Although Bayonne Mayor Joseph Doria has not yet announced that he will resign as mayor to take up a post in state government, local officials say he is likely to do so after Labor Day.
City Council President Vincent Lo Re would take over as interim mayor if Doria leaves.
Doria is expected to accept an offer to fill the vacant seat of the chairman of the state Department of Community Affairs.
The DCA is considered one of the most powerful departments in state government overseeing nearly every aspect of municipal government operations from how budgets are processed to the regulation of construction codes. The chairman also sits as the chairman of the New Jersey Meadowlands Commission, which oversees development and other issues along the Hackensack River watershed.
Doria is expected to accept the appointment at some point after Labor Day, but most likely will make an announcement the week following the remembrance ceremonies of Sept. 11.
The state position was vacated by Susan Bass Levin on July 1 when she accepted a position as deputy director of the Port of Authority of New York and New Jersey. While the post is being temporarily filled by Charles A. Richman, the deputy commissioner for the DCA, sources say pressure is mounting for Doria to make the move soon.
To take the post, Doria must relinquish his posts as mayor and state senator. Under state law, Lo Re, as council president, will assume Doria’s duties as interim mayor for 30 days, allowing the City Council to select a replacement to serve out the 14 months until the November 2008 special election for mayor.
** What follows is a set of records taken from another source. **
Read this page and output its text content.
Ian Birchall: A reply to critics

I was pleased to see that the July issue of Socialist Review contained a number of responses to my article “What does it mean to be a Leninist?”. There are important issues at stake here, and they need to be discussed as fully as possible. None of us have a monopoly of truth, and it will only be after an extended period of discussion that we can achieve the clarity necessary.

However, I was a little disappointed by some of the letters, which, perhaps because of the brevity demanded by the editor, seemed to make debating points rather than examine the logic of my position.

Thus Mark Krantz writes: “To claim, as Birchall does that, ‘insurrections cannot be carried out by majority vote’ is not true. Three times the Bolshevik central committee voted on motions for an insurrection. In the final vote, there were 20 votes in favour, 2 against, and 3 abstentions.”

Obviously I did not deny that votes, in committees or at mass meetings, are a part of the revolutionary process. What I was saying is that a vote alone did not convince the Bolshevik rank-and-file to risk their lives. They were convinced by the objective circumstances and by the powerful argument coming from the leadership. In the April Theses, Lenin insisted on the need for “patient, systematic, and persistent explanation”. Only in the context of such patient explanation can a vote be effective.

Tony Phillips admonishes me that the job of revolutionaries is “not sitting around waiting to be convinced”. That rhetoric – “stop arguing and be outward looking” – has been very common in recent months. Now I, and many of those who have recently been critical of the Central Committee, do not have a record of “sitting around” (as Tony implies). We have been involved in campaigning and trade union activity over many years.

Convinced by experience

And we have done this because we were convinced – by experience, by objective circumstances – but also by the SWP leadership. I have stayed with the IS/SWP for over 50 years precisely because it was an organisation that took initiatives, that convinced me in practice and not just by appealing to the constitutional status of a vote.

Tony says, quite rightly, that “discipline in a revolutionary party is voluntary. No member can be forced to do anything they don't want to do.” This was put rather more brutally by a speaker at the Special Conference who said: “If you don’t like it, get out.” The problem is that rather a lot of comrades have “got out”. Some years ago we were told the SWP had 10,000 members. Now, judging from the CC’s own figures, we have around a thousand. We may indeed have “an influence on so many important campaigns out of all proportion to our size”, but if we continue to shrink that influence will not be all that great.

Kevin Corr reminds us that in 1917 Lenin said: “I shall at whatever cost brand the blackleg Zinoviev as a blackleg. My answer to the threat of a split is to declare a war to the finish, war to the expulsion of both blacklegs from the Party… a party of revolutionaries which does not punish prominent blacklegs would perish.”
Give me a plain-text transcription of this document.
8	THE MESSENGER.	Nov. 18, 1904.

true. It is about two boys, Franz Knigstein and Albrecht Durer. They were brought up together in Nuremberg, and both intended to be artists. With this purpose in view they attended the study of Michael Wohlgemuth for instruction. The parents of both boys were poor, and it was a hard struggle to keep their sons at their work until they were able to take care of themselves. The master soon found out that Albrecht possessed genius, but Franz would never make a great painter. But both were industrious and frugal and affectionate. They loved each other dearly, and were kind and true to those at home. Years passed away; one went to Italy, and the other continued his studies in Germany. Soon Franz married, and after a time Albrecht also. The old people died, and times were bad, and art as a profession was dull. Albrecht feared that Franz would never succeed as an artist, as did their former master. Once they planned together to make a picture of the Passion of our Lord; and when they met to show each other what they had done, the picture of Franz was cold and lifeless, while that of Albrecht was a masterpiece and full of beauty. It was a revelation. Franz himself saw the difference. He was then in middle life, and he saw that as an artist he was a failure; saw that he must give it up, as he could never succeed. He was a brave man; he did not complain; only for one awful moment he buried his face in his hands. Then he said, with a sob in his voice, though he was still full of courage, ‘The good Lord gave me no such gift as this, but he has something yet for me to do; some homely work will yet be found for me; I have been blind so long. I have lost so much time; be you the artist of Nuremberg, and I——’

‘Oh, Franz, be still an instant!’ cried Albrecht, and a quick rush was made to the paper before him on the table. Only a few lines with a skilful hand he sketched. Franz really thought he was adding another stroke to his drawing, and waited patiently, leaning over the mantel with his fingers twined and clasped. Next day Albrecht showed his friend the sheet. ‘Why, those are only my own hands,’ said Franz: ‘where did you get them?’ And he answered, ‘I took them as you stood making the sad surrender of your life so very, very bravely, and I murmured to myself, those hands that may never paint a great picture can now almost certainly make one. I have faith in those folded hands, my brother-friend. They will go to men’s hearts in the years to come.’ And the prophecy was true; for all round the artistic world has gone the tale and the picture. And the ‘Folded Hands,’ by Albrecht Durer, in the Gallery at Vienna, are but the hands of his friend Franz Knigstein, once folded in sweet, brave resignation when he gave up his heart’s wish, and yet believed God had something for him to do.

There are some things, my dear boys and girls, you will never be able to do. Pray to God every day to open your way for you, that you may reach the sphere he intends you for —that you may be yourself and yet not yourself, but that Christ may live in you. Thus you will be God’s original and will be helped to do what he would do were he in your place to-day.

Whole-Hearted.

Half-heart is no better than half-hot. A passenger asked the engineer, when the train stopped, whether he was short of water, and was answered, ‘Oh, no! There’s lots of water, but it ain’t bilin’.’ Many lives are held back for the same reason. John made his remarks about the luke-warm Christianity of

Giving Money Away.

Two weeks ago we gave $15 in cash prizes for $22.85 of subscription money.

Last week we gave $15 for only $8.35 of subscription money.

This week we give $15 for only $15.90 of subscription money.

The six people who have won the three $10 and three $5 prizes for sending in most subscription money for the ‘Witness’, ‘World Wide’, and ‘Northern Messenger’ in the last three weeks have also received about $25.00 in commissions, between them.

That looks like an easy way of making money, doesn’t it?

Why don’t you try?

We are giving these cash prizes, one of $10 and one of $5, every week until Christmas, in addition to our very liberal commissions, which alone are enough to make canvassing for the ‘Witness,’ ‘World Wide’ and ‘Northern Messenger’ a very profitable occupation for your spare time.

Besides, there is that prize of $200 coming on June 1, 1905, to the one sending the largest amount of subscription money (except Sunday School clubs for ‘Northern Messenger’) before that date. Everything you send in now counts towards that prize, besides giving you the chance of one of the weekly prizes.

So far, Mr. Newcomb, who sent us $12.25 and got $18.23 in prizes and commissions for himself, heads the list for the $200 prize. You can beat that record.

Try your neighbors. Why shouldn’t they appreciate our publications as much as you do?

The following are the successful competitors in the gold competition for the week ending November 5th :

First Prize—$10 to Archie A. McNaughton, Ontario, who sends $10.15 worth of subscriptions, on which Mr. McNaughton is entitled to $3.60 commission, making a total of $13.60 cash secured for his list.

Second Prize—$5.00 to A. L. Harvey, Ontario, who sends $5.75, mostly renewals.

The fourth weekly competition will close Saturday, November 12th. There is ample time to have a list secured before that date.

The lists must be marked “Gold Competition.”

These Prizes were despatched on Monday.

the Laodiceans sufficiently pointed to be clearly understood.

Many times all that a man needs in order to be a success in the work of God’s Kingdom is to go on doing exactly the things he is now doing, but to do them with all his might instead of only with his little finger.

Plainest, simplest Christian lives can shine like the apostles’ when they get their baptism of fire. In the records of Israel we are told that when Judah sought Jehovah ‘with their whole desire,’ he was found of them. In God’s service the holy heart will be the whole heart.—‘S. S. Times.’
If the council cannot come up with a replacement within 30 days, Lo Re becomes the acting mayor until the special election.
Because the announcement will not likely come until after Sept. 8, the special election to replace him would be put off until November of 2008.
Election this year, or next?
“At first, I didn’t think Joe would be leaving,” said Lo Re last week. “But recently, I began to see all the signs that he is.”
Lo Re predicted that the next year would be one of difficult choices and serious changes in the city administration.
Lo Re had asked Doria to make the decision before, rather than after, Sept. 8 so that a special election might be held this November. But Lo Re said he believed Doria would not make the announcement until later.
“I’ve always believed that the people are the best judge of who should represent them,” Lo Re said. If Doria announces after Sept. 8 – as many expect – the City Council will then be given the option of selecting a new mayor.
“The council can vote for one of us, or any registered voter,” Lo Re said, “or we can choose not to act. That would mean that I would remain as acting mayor until an election can be held in November 2008.”
This special election would decide who would be mayor until the next municipal election in May 2010.
Finances a problem
Lo Re said whomever sits as acting mayor will face some serious issues.
“The most significant issue is finance,” he said. “The next mayor is going to have to make some very difficult decisions. This means that the mayor and council are going to have to work together to cure the city’s fiscal problems.”
The city is still waiting to receive $23 million from developers on the anticipated purchase of property at the former Military Ocean Terminal to fill the gap in the 2007 budget. But Lo Re said the city is also facing a $25 million or more gap in the 2008 budget.
While plans are in place that would lay off 91 people – possibly as soon as Oct. 1 – this would only generate about $1 million in savings. The rest will have to be made up in cuts or tax increases.
Lo Re, already sounding like the next mayor, said residents might have to do without some of the extra services the city provided in the past, such a concerts in the park, or might be asked to pay a fee for them.
“Everything is on the table,” Lo Re said. “We have to look at everything if we are going to get through these tough times.”
Cutting the municipal budget is a chore, Lo Re said.
“The greatest component of the municipal budget is employee salaries,” he said. “The lion’s share of that are uniformed services. We need police and fire protection. We are an older community, and densely populated. The safety of our population must be our first concern.”
However, Lo Re said he would continue to support the use of funds generated from the development at the former Military Ocean Terminal to help keep taxpayers from being hit with major tax increases.
One area that he believes the city needs to look at closely is school spending.
“More than 50 percent of tax dollars in Bayonne is spent by the Board of Education,” he said. “Until we have an equitable funding formula that does not depend on property taxes for the schools, the city must find a way to keep costs down.”
Lo Re said proposals such as The Smart Bill, sponsored by State Assemblyman Louis Manzo (D-31st Dist.) – which shifts school funding from property taxpayers to income taxpayers – is a fairer system.